Caroline
Cossey
Famous model & actress (Most famous
for her role in the James Bond film "For Your Eyes Only")
Caroline was also the first openly-TS covergirl of Playboy magazine
Caroline is now married and lives with her husband David in Atlanta.
The
early eighties. A funny time, everything changing. But boys still
liked their Raleigh Choppers, Doctor Who on a Saturday afternoon.
Marmite soldiers for tea, imagining that they were James Bond, licensed
to rescue the beautiful screaming girl from the vile clutches of
the villain.
Unless,
of course they were the sort of boy who wanted to be the one doing
the screaming.The sort of boy who wanted to be glamourous, gorgeous
and, hopefully, gagged and bound, waiting to be whisked away in
the nick of time by a handsome man in a safari suit and an improbable
foreign location.
You
see, some boys wanted to be Bond girls. Boys like Barry Cossey,
cruelly bullied at school in Norfolk. Barry knew something was wrong
and left home in his teens to become Caroline, a Parisian topless
dancer also known as Tula.
Tula
was the archetype of the early seventies showgirl: tall, skinny,
exotically androgynous, with hormonally assisted curves and a surgically
augmented bust, the face of an angel. And a little bit extra, which
she hid with a cruelly tight customised G-string until she could
have the surgery, at the Charing Cross Hospital in London, 1974.Post-op,
Caroline's career took off. No longer a topless burlesque dancer,
she became a highly sought-after glamour model and commercials actress,
in an age when her lanky, other-worldly looks were the height of
fashion. The pinnacle, and a step onto a bigger stage, she hoped,
came in 1980 when she was cast in the Bond film For Your Eyes Only.
The boy from the fens had become a Bond girl.
Then
her world fell apart.The Sunday tabloid rag The News of the World
outed Caroline soon after the release of the film. She was devastated
- any opportunity for a normal, successful life as a glamour model
and actress wrenched away from her in one weekend.
An
unpleasant period of her life now began. She was the perfect target
for a peculiarly British sort of prurience - fascinated by a "bloke
who got his tits out for the lads". The country had never seen
any thing like her.
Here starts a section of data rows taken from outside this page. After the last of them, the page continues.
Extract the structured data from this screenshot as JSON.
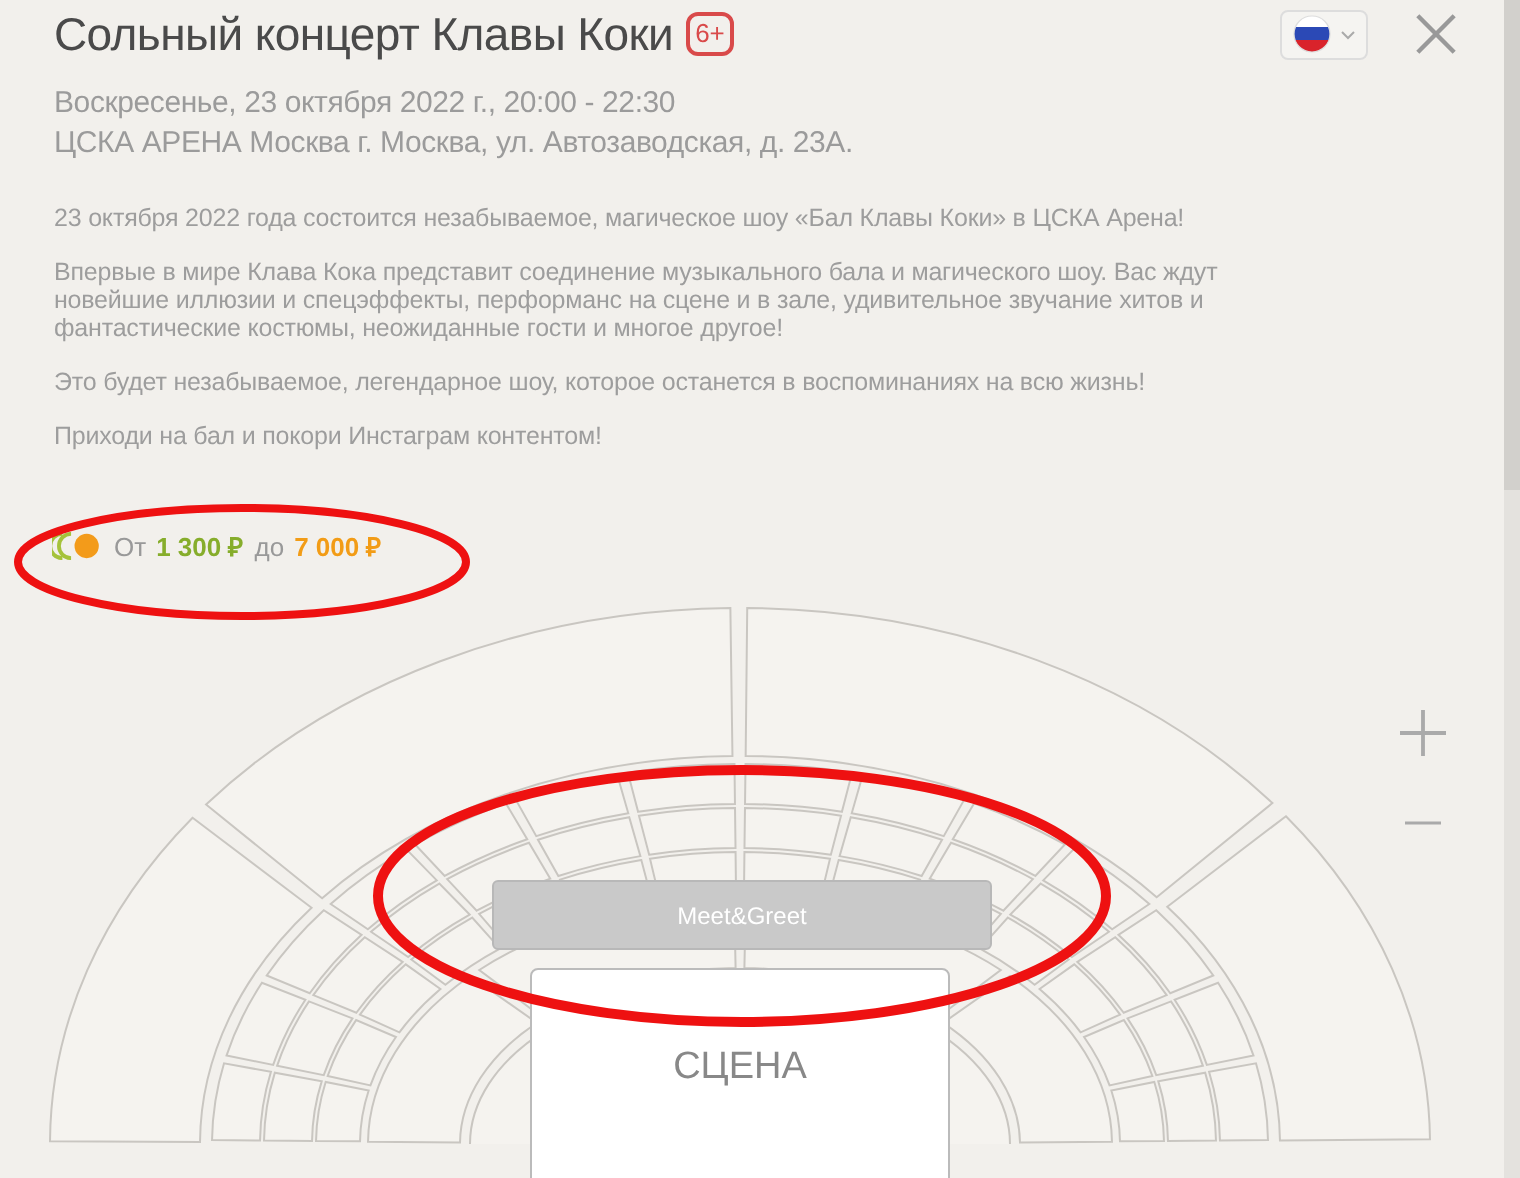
{
  "header": {
    "title": "Сольный концерт Клавы Коки",
    "age_badge": "6+"
  },
  "event": {
    "date": "Воскресенье, 23 октября 2022 г., 20:00 - 22:30",
    "venue": "ЦСКА АРЕНА Москва г. Москва, ул. Автозаводская, д. 23А."
  },
  "description": [
    "23 октября 2022 года состоится незабываемое, магическое шоу «Бал Клавы Коки» в ЦСКА Арена!",
    "Впервые в мире Клава Кока представит соединение музыкального бала и магического шоу. Вас ждут новейшие иллюзии и спецэффекты, перформанс на сцене и в зале, удивительное звучание хитов и фантастические костюмы, неожиданные гости и многое другое!",
    "Это будет незабываемое, легендарное шоу, которое останется в воспоминаниях на всю жизнь!",
    "Приходи на бал и покори Инстаграм контентом!"
  ],
  "price": {
    "from_label": "От",
    "min": "1 300 ₽",
    "to_label": "до",
    "max": "7 000 ₽"
  },
  "seat_map": {
    "zones": [
      {
        "kind": "block",
        "label": "Meet&Greet"
      },
      {
        "kind": "stage",
        "label": "СЦЕНА"
      }
    ]
  }
}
She was hounded by the press, persecuted by
tabloid journalists and photographers asking unbelievably ignorant
questions.
In
the first of many brave steps, Caroline made the decision to take
it head on. The result was the publication of her 1982 book, Tula:
I am a Woman, which sought in straightforward terms to defuse the
situation by telling the story in full, from her point of view.
If anything, the press coverage intensified, but now it was largely
sympathetic pieces in organs like The Sunday Times. Eventually,
Tula was able to return to modelling. But a career on a bigger stage
was now irretrievably gone.
Eventually,
she was able to pick up the threads of her life. A romance followed
with an Italian Count who knew her story in full before meeting
her (a first). They fell in love and he proposed.
British
law regarding transsexuals is farcical. The law regards gender reassignment
as merely a cosmetic procedure, and the changes in legal status
allowed are accordingly cosmetic. Caroline was allowed to be called
female on her passport, and.. that was about it. To all intents
and purposes, in the eye of the law, she was and is still male.
It says so on her birth certificate. It is illegal for her to use
a women's lavatory. If she were convicted of a crime, she would
go to a men's jail. Obviously, she was not allowed to marry another
man.
Again,
Caroline would not take this lying down. In 1983, she began legal
proceedings against he British government to get the legal status
of transsexuals changed. The process was to drag on for seven years
and go through successively higher levels of the judiciary until
it reached the European High Courts in Strasbourg in 1989.
During
this period, she campaigned tirelessly for transsexuals' rights,
appearing countless times in the media. Her ties with the Count
suffered and they separated. In 1985, she met Elias Fattal, a Jewish
businessma. A professional relationship soon became personal, and
in 1988, they were engaged.
On
May 21, 1989, Caroline and Elias married, at a synagogue in St.
John's Wood, London. The European High Court had ruled in her favour
a fortnight before, so she was now legally allowed to marry, although
the government had immediately lodged an appeal, scheduled for the
subsequent year.
On
their return from a blissful honeymoon in the Caibbean, Caroline
discovered once again that what fortune and commitment create can
be dashed in a day by the tabloid news.
The
News of the World had done it again. Elias' family were orthodox
Jews, and immediately summoned him to account for his marriage to
Caroline. Soon, she had lost him back to his family.
Now
she received death threats. Her car was sabotaged. At the lowest
ebb of her life, she again attempted to cope by writing, publishing
her second book, My Story, in 1990. Again, she was in the public
eye as the British government's appeal against the Strasbourg ruling
came to court. This time, the court found in the government's favour.
The year of transsexual enfranchisement was over.